Amarit's contention is without merit.  Although it is true that Amarit abandoned her request for sole managing
conservatorship, she agreed to do so only if the case was tried to the bench rather than a jury.  Thus, if the
court had not erroneously struck Patrick's jury demand, it appears that Amarit would not have abandoned
her request.  In addition, although the court struck Patrick's amended counter-petition, his original counter-
petition - in which he sought primary parent status - remained a viable pleading at the time of trial.

Amarit also contends that any error in striking Patrick's jury request was harmless because Patrick waived his
right to a jury by his failure to appear at trial.  See Tex. R. Civ.

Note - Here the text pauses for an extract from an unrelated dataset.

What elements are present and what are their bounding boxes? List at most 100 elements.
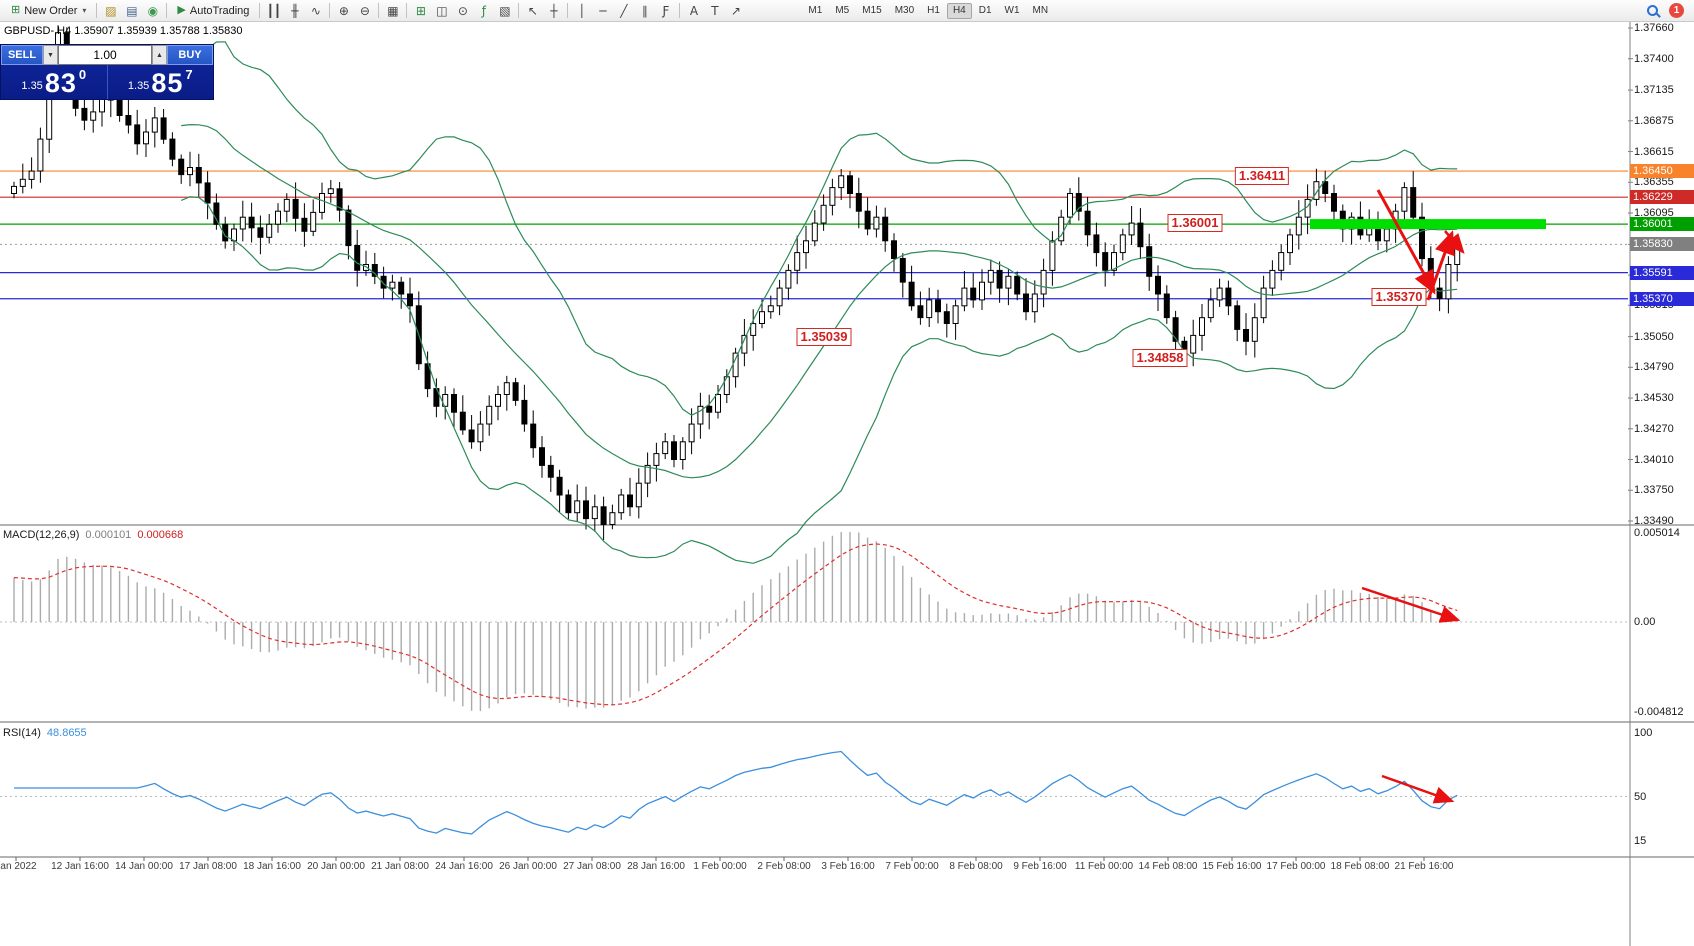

P.  220 (“Failure of a party to appear for trial
shall be deemed a waiver by him of the right to trial by jury.").  Her argument is misplaced.  Although it is
undisputed that Patrick and his counsel did not appear at trial, the trial court struck Patrick's jury request at
the pre-trial conference - six days before trial.

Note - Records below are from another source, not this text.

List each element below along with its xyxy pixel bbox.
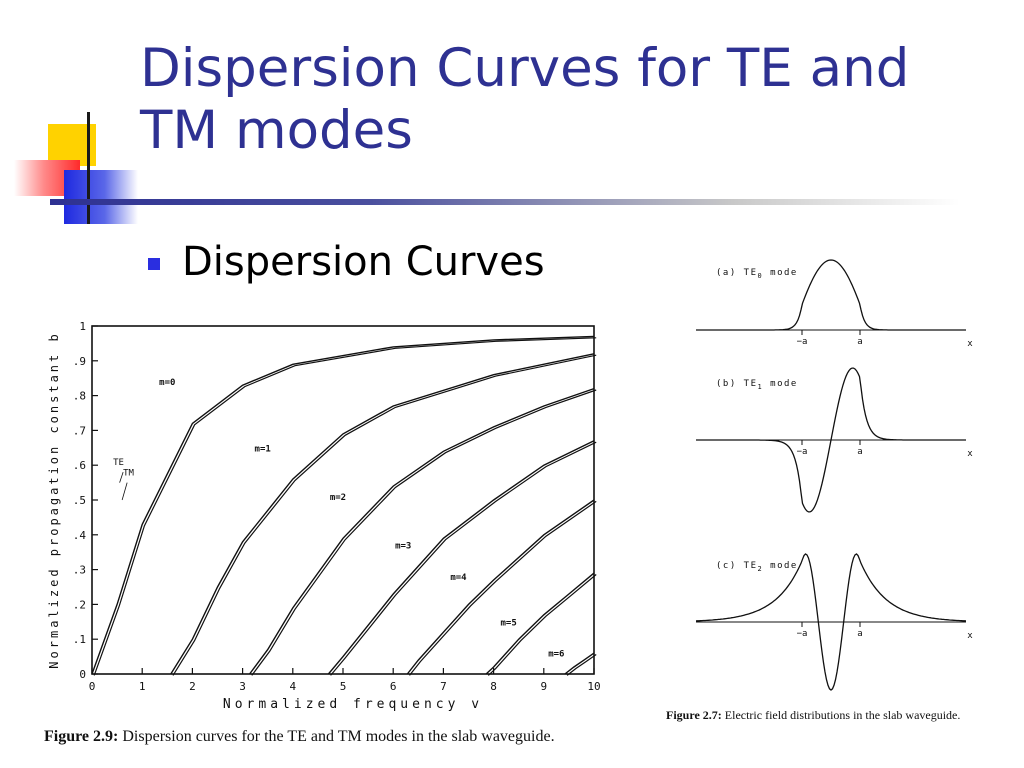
field-panel: (a) TE0 mode −a a x	[696, 259, 973, 349]
y-tick-label: .3	[73, 564, 86, 577]
annotation-tm-leader	[121, 482, 128, 501]
x-tick-label: 8	[490, 680, 497, 693]
slide-title-line-1: Dispersion Curves for TE and	[140, 38, 910, 99]
y-tick-label: .5	[73, 494, 86, 507]
field-a-label: a	[857, 629, 862, 639]
field-minus-a-label: −a	[797, 447, 808, 457]
series-line-te	[91, 335, 595, 675]
field-minus-a-label: −a	[797, 337, 808, 347]
y-tick-label: .7	[73, 424, 86, 437]
field-caption: Figure 2.7: Electric field distributions…	[666, 708, 960, 723]
series-line-te	[406, 499, 595, 675]
y-tick-label: .9	[73, 355, 86, 368]
series-label: m=2	[330, 493, 346, 503]
series-line-te	[249, 387, 595, 675]
series-line-te	[327, 440, 595, 675]
x-axis-label: Normalized frequency v	[223, 697, 483, 712]
series-line-tm	[330, 441, 597, 676]
series-label: m=5	[501, 618, 517, 628]
x-tick-label: 5	[340, 680, 347, 693]
x-tick-label: 7	[440, 680, 447, 693]
y-tick-label: .6	[73, 459, 86, 472]
field-x-label: x	[967, 449, 973, 459]
field-a-label: a	[857, 337, 862, 347]
bullet-text: Dispersion Curves	[182, 239, 545, 285]
dispersion-caption-text: Dispersion curves for the TE and TM mode…	[118, 728, 555, 745]
series-label: m=6	[548, 650, 564, 660]
annotation-te-leader	[119, 472, 124, 483]
series-line-te	[170, 353, 595, 675]
y-tick-label: 0	[79, 668, 86, 681]
field-curve	[695, 553, 967, 691]
field-panel-label: (c) TE2 mode	[716, 561, 798, 573]
y-tick-label: .2	[73, 598, 86, 611]
y-tick-label: .4	[73, 529, 87, 542]
dispersion-caption: Figure 2.9: Dispersion curves for the TE…	[44, 728, 555, 746]
dispersion-caption-label: Figure 2.9:	[44, 728, 119, 745]
field-panel-label: (b) TE1 mode	[716, 379, 798, 391]
field-curve	[696, 367, 966, 513]
x-tick-label: 4	[289, 680, 296, 693]
series-label: m=0	[159, 378, 175, 388]
annotation-te: TE	[113, 458, 124, 468]
field-caption-label: Figure 2.7:	[666, 708, 722, 722]
series-label: m=1	[255, 444, 271, 454]
dispersion-chart: 0 1 2 3 4 5 6 7 8 9 10 0 .1 .2 .3 .4 .5 .6 .7 .8 .9 1 m=0 m=1 m…	[47, 320, 601, 712]
x-tick-label: 0	[89, 680, 96, 693]
series-line-tm	[487, 574, 597, 676]
y-axis-label: Normalized propagation constant b	[47, 331, 61, 668]
slide-title: Dispersion Curves for TE and TM modes	[140, 38, 909, 162]
slide-title-line-2: TM modes	[140, 100, 413, 161]
series-line-tm	[251, 389, 597, 676]
decor-blue-square	[64, 170, 138, 224]
series-line-te	[564, 652, 595, 675]
y-tick-label: 1	[79, 320, 86, 333]
series-line-tm	[93, 337, 597, 676]
field-panel: (c) TE2 mode −a a x	[695, 553, 973, 691]
x-tick-label: 9	[540, 680, 547, 693]
x-tick-label: 3	[239, 680, 246, 693]
series-line-tm	[409, 500, 597, 676]
annotation-tm: TM	[123, 469, 134, 479]
title-underline	[50, 199, 960, 205]
x-tick-label: 2	[189, 680, 196, 693]
field-caption-text: Electric field distributions in the slab…	[721, 708, 961, 722]
field-panel: (b) TE1 mode −a a x	[696, 367, 973, 513]
x-tick-label: 6	[390, 680, 397, 693]
field-minus-a-label: −a	[797, 629, 808, 639]
series-label: m=3	[395, 542, 411, 552]
series-label: m=4	[450, 573, 467, 583]
decor-vertical-line	[87, 112, 90, 224]
bullet-square-icon	[148, 258, 160, 270]
series-line-tm	[566, 654, 597, 676]
y-tick-label: .1	[73, 633, 86, 646]
y-tick-label: .8	[73, 390, 86, 403]
x-tick-label: 1	[139, 680, 146, 693]
series-line-te	[485, 572, 595, 675]
field-curve	[696, 259, 966, 331]
field-panel-label: (a) TE0 mode	[716, 268, 798, 280]
field-a-label: a	[857, 447, 862, 457]
field-distribution-figure: (a) TE0 mode−a a x(b) TE1 mode−a a x(c) TE2 …	[695, 259, 973, 691]
series-line-tm	[172, 354, 597, 676]
x-tick-label: 10	[587, 680, 600, 693]
field-x-label: x	[967, 339, 973, 349]
field-x-label: x	[967, 631, 973, 641]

We conclude the trial court abused its discretion by striking Patrick's jury demand.  His third issue is
sustained.[4]

III.  CONCLUSION

We hold the trial court abused its discretion in failing to set aside the default judgment and in overruling
Patrick's motion for new trial because he satisfied the requirements of Craddock.  We further hold the trial
court abused its discretion in striking Patrick's amended counter-petition and jury demand.  Accordingly, we
reverse the judgment of the trial court, order that the case be reinstated on the trial court's jury docket, and
remand for a new trial.
                                                                      
/s/        William J. Boyce

Justice

Panel consists of Justices Yates, Seymore, and Boyce.
--------------------------------------------------------------------------------

[1]           In Lowe, this court articulated several reasons why Craddock is not an appropriate test for suits
involving the parent-child relationship.  See Lowe, 971 S.W.2d at 725-27.  First, Craddock was designed to
be applied to traditional civil litigation - personal injury, products liability, consumer, and commercial litigation
- in which only two competing interests - the plaintiff's and the defendant's - are involved.  See id. at 725.  By
contrast, in suits involving the parent-child relationship, there are three interests involved - the mother's, the
father's and, of paramount importance, the child's.  See id. (“Craddock does not inquire into the child's
interests and leaves no maneuvering room for a judge to consider the child's interests.").  Further,
Craddock's second prong does not easily lend itself to the family law area.  Id. at 726.  Unlike other suits in
which clear defenses and claims exist, in family law there are only factors to be considered by the court in
determining best interest.  Id. Third, whereas the Craddock test assumes an adversarial relationship between
the parties, our legislature has made great attempts to rid family law proceedings of an adversarial nature (e.
g., styling petitions in SAPCRs as “In the Interest of _______, a child").  Id.  Finally, one of the main goals
behind the Craddock test, as with other default judgment rules, is the desire for finality in judgment.  Id.  
However, in family law, the trial court hearing the issues in a SAPCR retains continuing jurisdiction because
the Family Code contemplates that substantive changes will occur in the decree and to the family unit.  See
id. at 726-27.

[2]           Contrary to Amarit's contention, Patrick's original counter-petition was filed 18 days before the
second trial setting on November 13, 2006.  After a motion for continuance was granted, the trial was re-set
for December 11, 2006.

[3]           The record does not reflect the substance of the message.  

[4]           Because of our disposition of Patrick's first issue, we need not address issues four through seven.